До некоторых пор ничего не решалось и не происходило без его согласия и благословения, но мало-помалу он перестал получать удовольствие от управления своими людьми или от их вразумления. Без сомнения, он осознал тщету усилий и устал от бесполезной власти.

Бдительная мать быстро уловила этот перелом и воспользовалась им, чтобы отгрызть то, что более не представляло для него интереса. Он скинул на нее остатки своего отцовского авторитета. Этот переход осуществлялся незаметно, но ежедневно, как сыплются песчинки в песочных часах. Шли дни, недели, месяцы, и мать жадно сгребала под себя отцовское начало в семье. Она навязывала ему даже место, время и продолжительность супружеских радостей! До нас с сестрами в доме ясно доносились отзвуки их эротических утех… Эта жестокосердная богомолка превратила его в сексуального раба. За столом она присвоила себе единственное право голоса; если отец осмеливался высказать свое мнение, она его грубо обрывала. А он замолкал и тихо сидел до конца трапезы, окончательно спасовав. Повелитель стал подчиненным; родилась «mater familias»[5].

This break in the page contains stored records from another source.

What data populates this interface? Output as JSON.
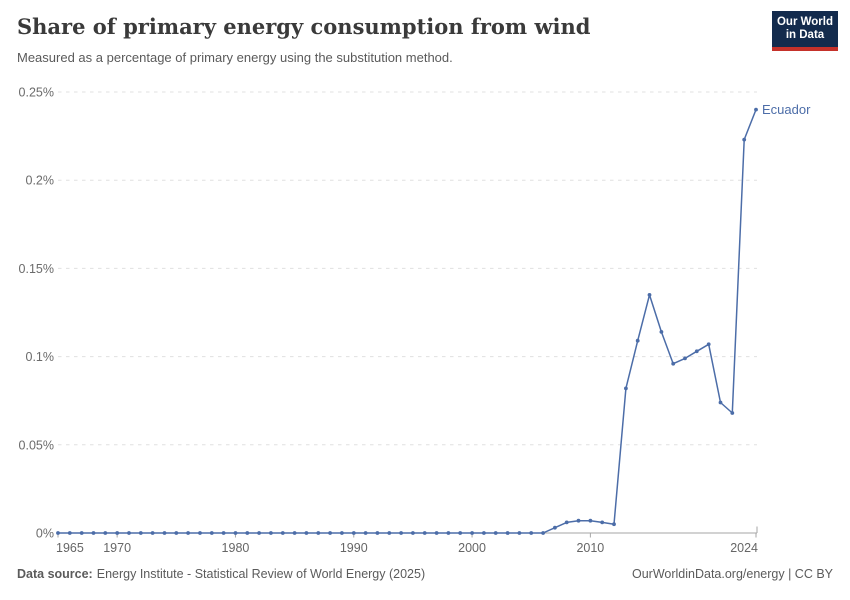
{
  "header": {
    "title": "Share of primary energy consumption from wind",
    "subtitle": "Measured as a percentage of primary energy using the substitution method."
  },
  "logo": {
    "line1": "Our World",
    "line2": "in Data",
    "background_color": "#132B4D",
    "accent_color": "#C5312A"
  },
  "footer": {
    "datasource_label": "Data source:",
    "datasource_text": "Energy Institute - Statistical Review of World Energy (2025)",
    "credit": "OurWorldinData.org/energy | CC BY"
  },
  "chart_data": {
    "type": "line",
    "title": "Share of primary energy consumption from wind",
    "xlabel": "",
    "ylabel": "",
    "ylim": [
      0,
      0.25
    ],
    "grid": "horizontal-dashed",
    "legend_position": "end-of-line-label",
    "axis_color": "#a6a6a6",
    "gridline_color": "#e0e0e0",
    "tick_label_color": "#6b6b6b",
    "x": [
      1965,
      1966,
      1967,
      1968,
      1969,
      1970,
      1971,
      1972,
      1973,
      1974,
      1975,
      1976,
      1977,
      1978,
      1979,
      1980,
      1981,
      1982,
      1983,
      1984,
      1985,
      1986,
      1987,
      1988,
      1989,
      1990,
      1991,
      1992,
      1993,
      1994,
      1995,
      1996,
      1997,
      1998,
      1999,
      2000,
      2001,
      2002,
      2003,
      2004,
      2005,
      2006,
      2007,
      2008,
      2009,
      2010,
      2011,
      2012,
      2013,
      2014,
      2015,
      2016,
      2017,
      2018,
      2019,
      2020,
      2021,
      2022,
      2023,
      2024
    ],
    "series": [
      {
        "name": "Ecuador",
        "color": "#4C6DA8",
        "values": [
          0,
          0,
          0,
          0,
          0,
          0,
          0,
          0,
          0,
          0,
          0,
          0,
          0,
          0,
          0,
          0,
          0,
          0,
          0,
          0,
          0,
          0,
          0,
          0,
          0,
          0,
          0,
          0,
          0,
          0,
          0,
          0,
          0,
          0,
          0,
          0,
          0,
          0,
          0,
          0,
          0,
          0,
          0.003,
          0.006,
          0.007,
          0.007,
          0.006,
          0.005,
          0.082,
          0.109,
          0.135,
          0.114,
          0.096,
          0.099,
          0.103,
          0.107,
          0.074,
          0.068,
          0.223,
          0.24
        ]
      }
    ],
    "yticks": [
      {
        "value": 0,
        "label": "0%"
      },
      {
        "value": 0.05,
        "label": "0.05%"
      },
      {
        "value": 0.1,
        "label": "0.1%"
      },
      {
        "value": 0.15,
        "label": "0.15%"
      },
      {
        "value": 0.2,
        "label": "0.2%"
      },
      {
        "value": 0.25,
        "label": "0.25%"
      }
    ],
    "xticks": [
      {
        "value": 1965,
        "label": "1965"
      },
      {
        "value": 1970,
        "label": "1970"
      },
      {
        "value": 1980,
        "label": "1980"
      },
      {
        "value": 1990,
        "label": "1990"
      },
      {
        "value": 2000,
        "label": "2000"
      },
      {
        "value": 2010,
        "label": "2010"
      },
      {
        "value": 2024,
        "label": "2024"
      }
    ]
  }
}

Отец укрылся в единственном убежище, на которое она никогда не покушалась: в нежности. Он превратился в ласкового любящего родителя, всегда готового нас простить и защитить от бесчинства и несправедливости матери. Он по-настоящему взял на себя все материнское начало, став «добрым папенькой», как мы привыкли его называть.

В результате падения с лошади наш бедный отец потерял рассудок. Лишенный отныне чувства ориентации, он и по дому-то не мог передвигаться без компаса… В любой момент смех у него сменялся слезами.

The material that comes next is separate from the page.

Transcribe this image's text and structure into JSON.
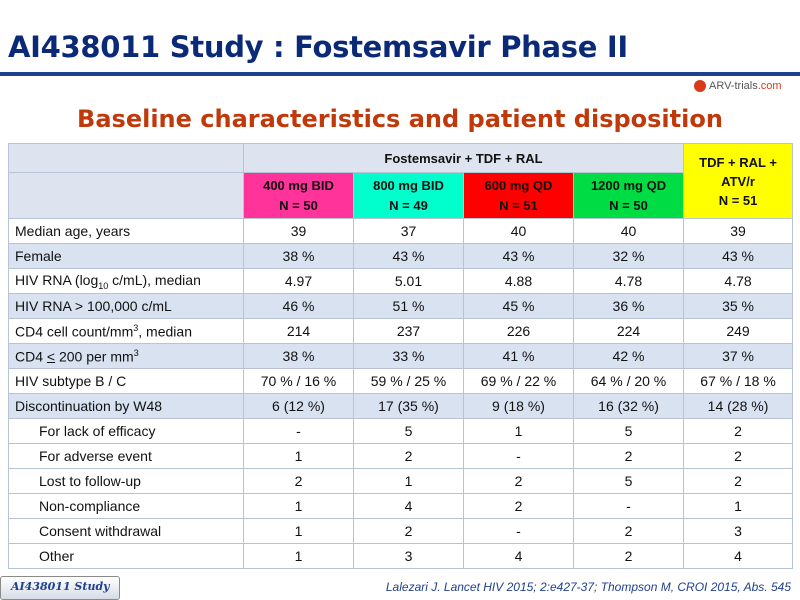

Мать, опасаясь его непредсказуемого поведения, решила более не разделять с ним супружескую постель и отправила мужа в дальнюю часть дома, в отдельную комнату.

С ним и впрямь часто случались приступы безумия; не вынеся очередных упреков матери, он мог гоняться за ней по коридорам, верхом на воображаемом коне и вопя во все горло: «Ату, ату его!»

Однажды вечером отец вышел из своей спальни и вместо того, чтобы туда вернуться, оказался в комнате гувернантки и забрался к ней в постель… Эрос не преминул явиться и подтолкнул отца к весьма предприимчивым действиям; она проснулась и подняла крик… скандал на весь дом! Мать, пребывавшая в глубоком сне, впала в страшную ярость, осыпала отца ударами и погнала в его спальню; финал сцены! Мы не знали, смеяться или сочувствовать гувернантке.

Я заметила, что после своего злосчастного падения он проявлял особенное внимание к женскому полу, в частности ко всем служанкам.

Имелась еще одна проблема: когда мать ему противоречила, он хватал огромный мясницкий нож и бегал за ней по всему дому, осыпая всевозможными ругательствами.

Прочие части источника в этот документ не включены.